OpenAI’s ChatGPT, launched in November, became an instant hit among students because it can write essays and do other school tasks.
AI AND SCHOOLS
The rise of ChatGPT and similar AI tools has come with social costs. In the Philippines, some students at its premiere state university were investigated earlier this year after they were accused of using AI to cheat their way out of college.
Still, some educators think ChatGPT is more than just a dream machine for cheaters and could actually help make education better.
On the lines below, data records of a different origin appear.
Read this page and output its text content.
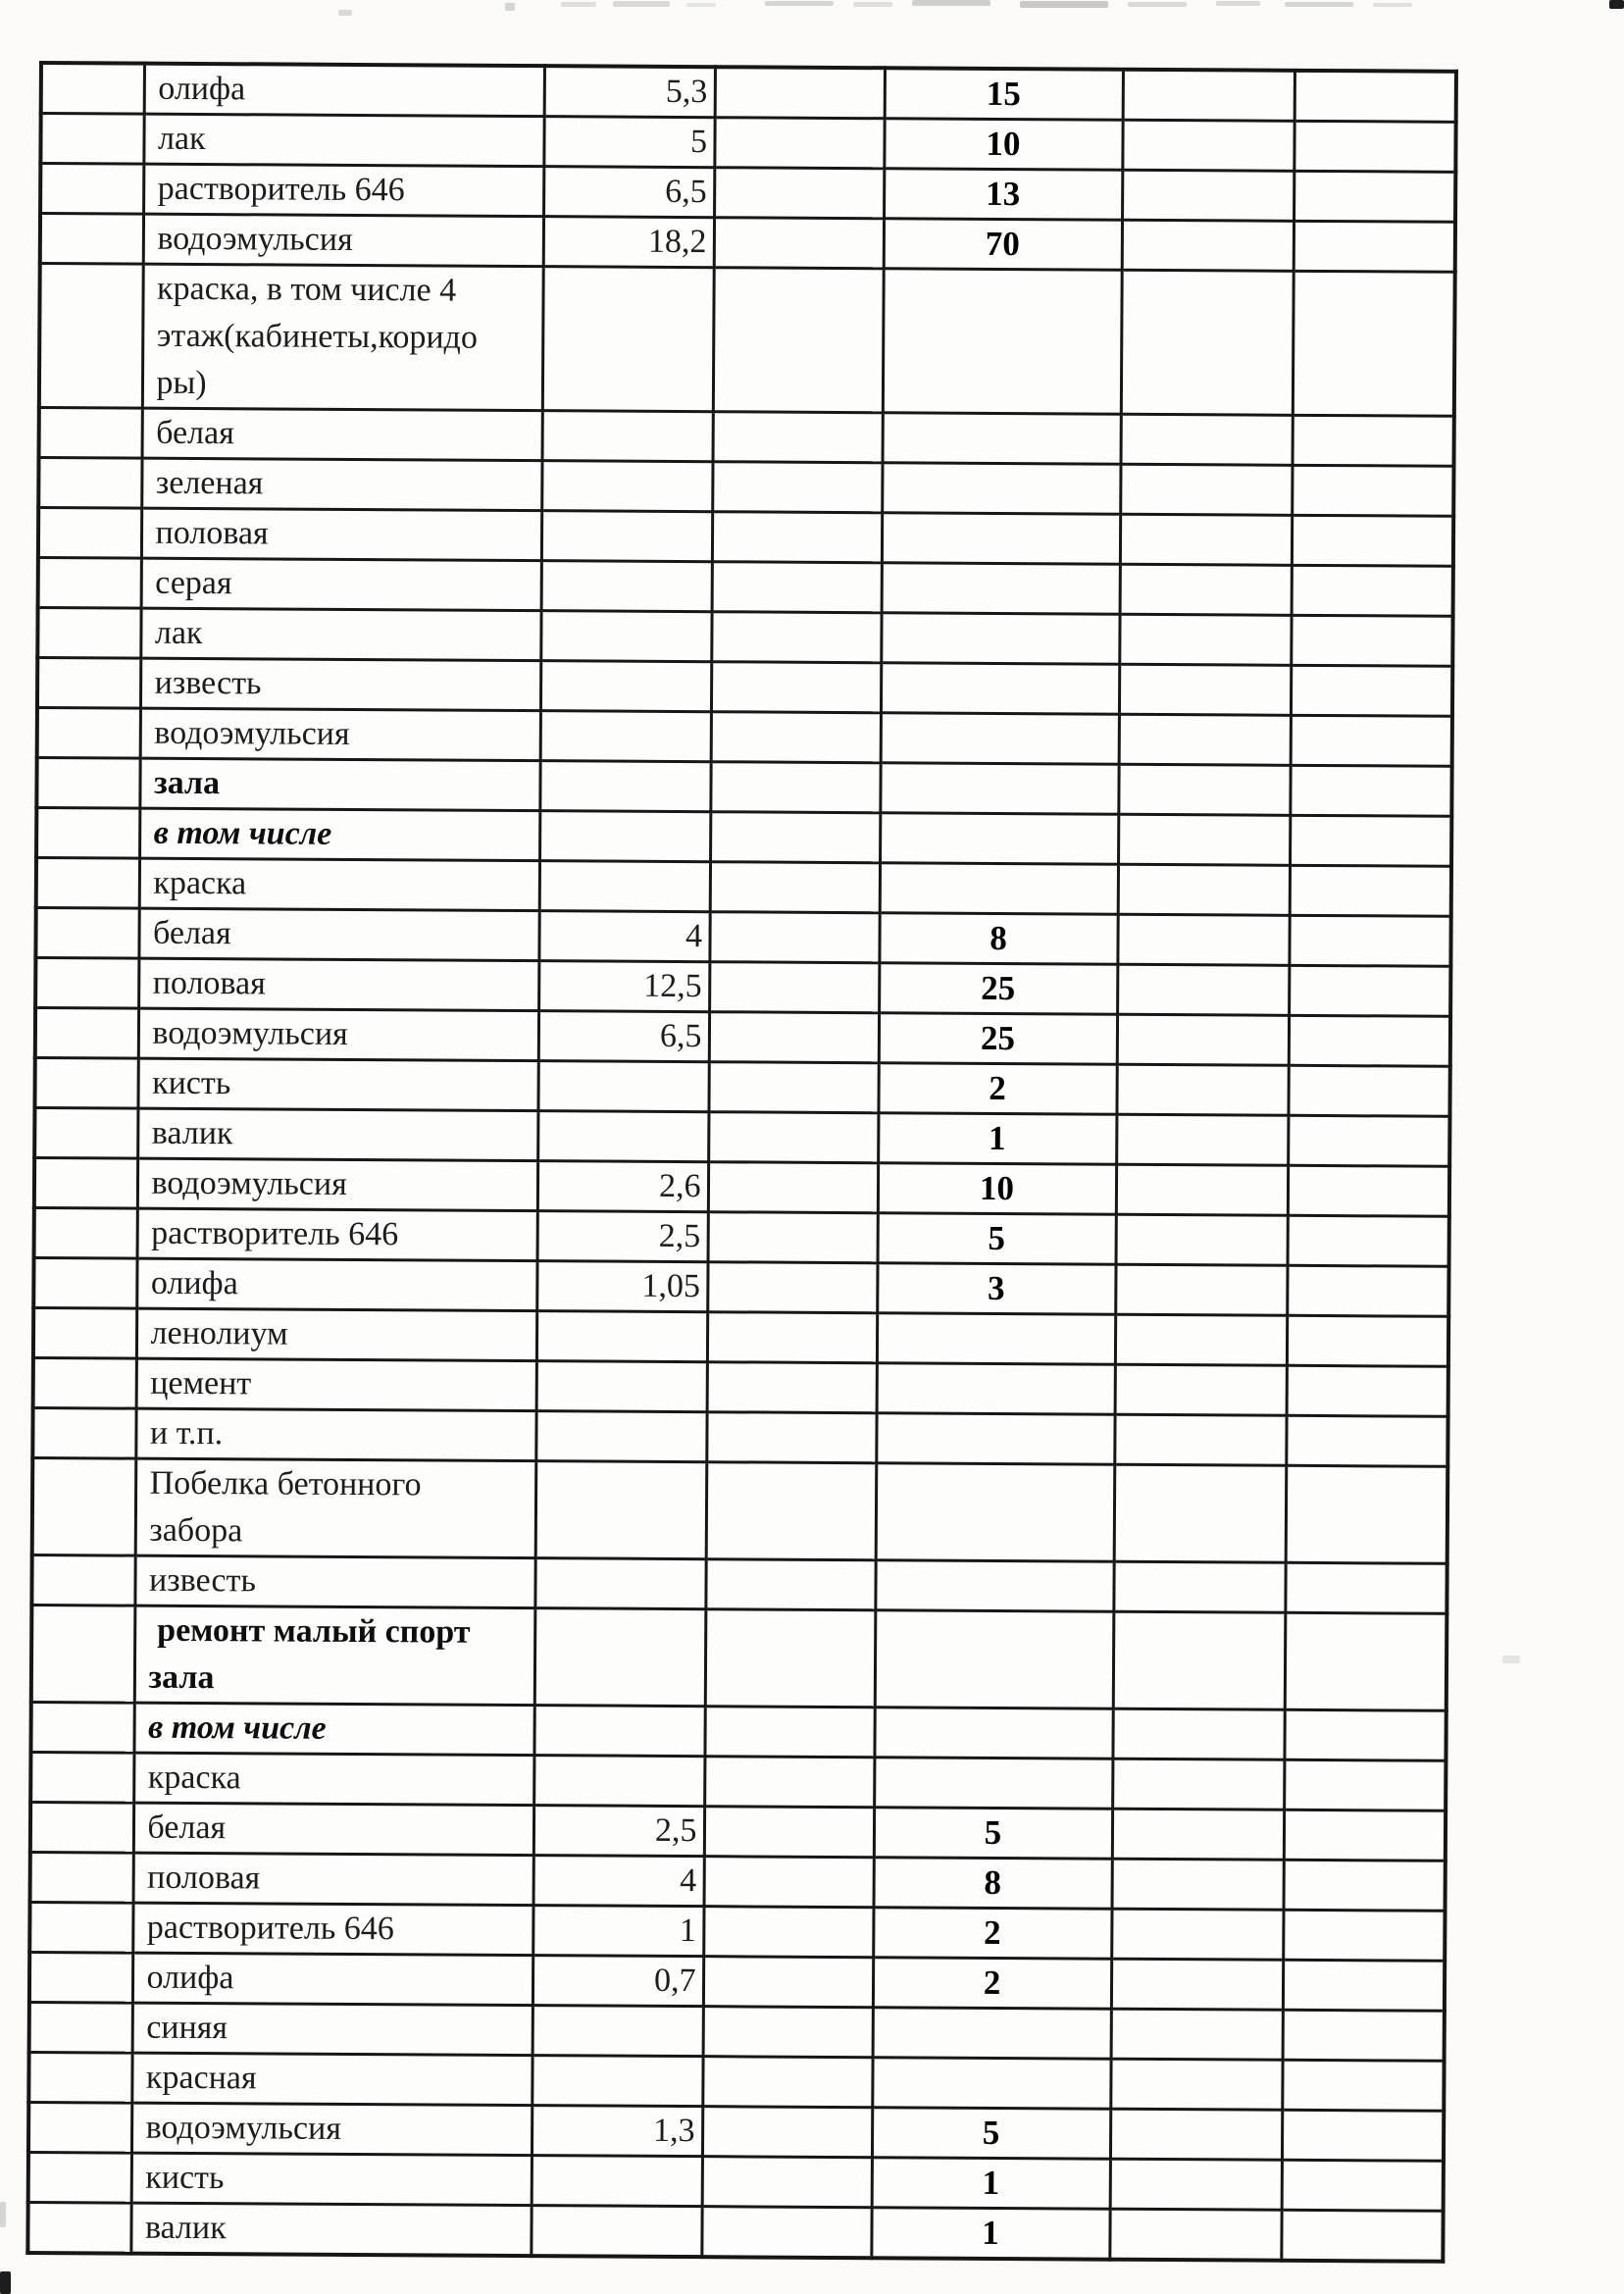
	олифа	5,3		15		
	лак	5		10		
	растворитель 646	6,5		13		
	водоэмульсия	18,2		70		
	краска, в том числе 4
этаж(кабинеты,коридо
ры)					
	белая					
	зеленая					
	половая					
	серая					
	лак					
	известь					
	водоэмульсия					
	зала					
	в том числе					
	краска					
	белая	4		8		
	половая	12,5		25		
	водоэмульсия	6,5		25		
	кисть			2		
	валик			1		
	водоэмульсия	2,6		10		
	растворитель 646	2,5		5		
	олифа	1,05		3		
	ленолиум					
	цемент					
	и т.п.					
	Побелка бетонного
забора					
	известь					
	ремонт малый спорт
зала					
	в том числе					
	краска					
	белая	2,5		5		
	половая	4		8		
	растворитель 646	1		2		
	олифа	0,7		2		
	синяя					
	красная					
	водоэмульсия	1,3		5		
	кисть			1		
	валик			1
Crafting AI policies in education should help “ensure inclusive and equitable quality education and promote lifelong learning opportunities for all,” according to the United Nations Educational, Scientific and Cultural Organization.
AII called for the incorporation of AI tools in Philippine learning curricula, adding that teachers should be trained in AI education as early as possible — “learning from the mistakes during the pandemic when we were not prepared to use digital platforms on time to meet the demands for effective learning.”
There are a handful of academic institutions in the Philippines that offer AI courses, including the University of the Philippines, which approved in July the country’s first doctoral program in AI.
“Everyone will be affected by AI, directly or indirectly,” AAP said. “There will be some industries that will be disrupted sooner than others, and not necessarily just the ones that have highly routinary and repetitive tasks.”
Even the creative industry could lose to AI as machines get the advantage in acquiring more related datasets at a much faster pace.
The group said it’s time for Filipino workers to develop new skills that will meet the demands of an AI-powered future.
“Digital skills will be a minimum and mandatory requirement, or else we will constantly fear to be replaced,” it said. “But we should not just aspire to be users of AI. We should be creators of our own AI and innovate for our own future.”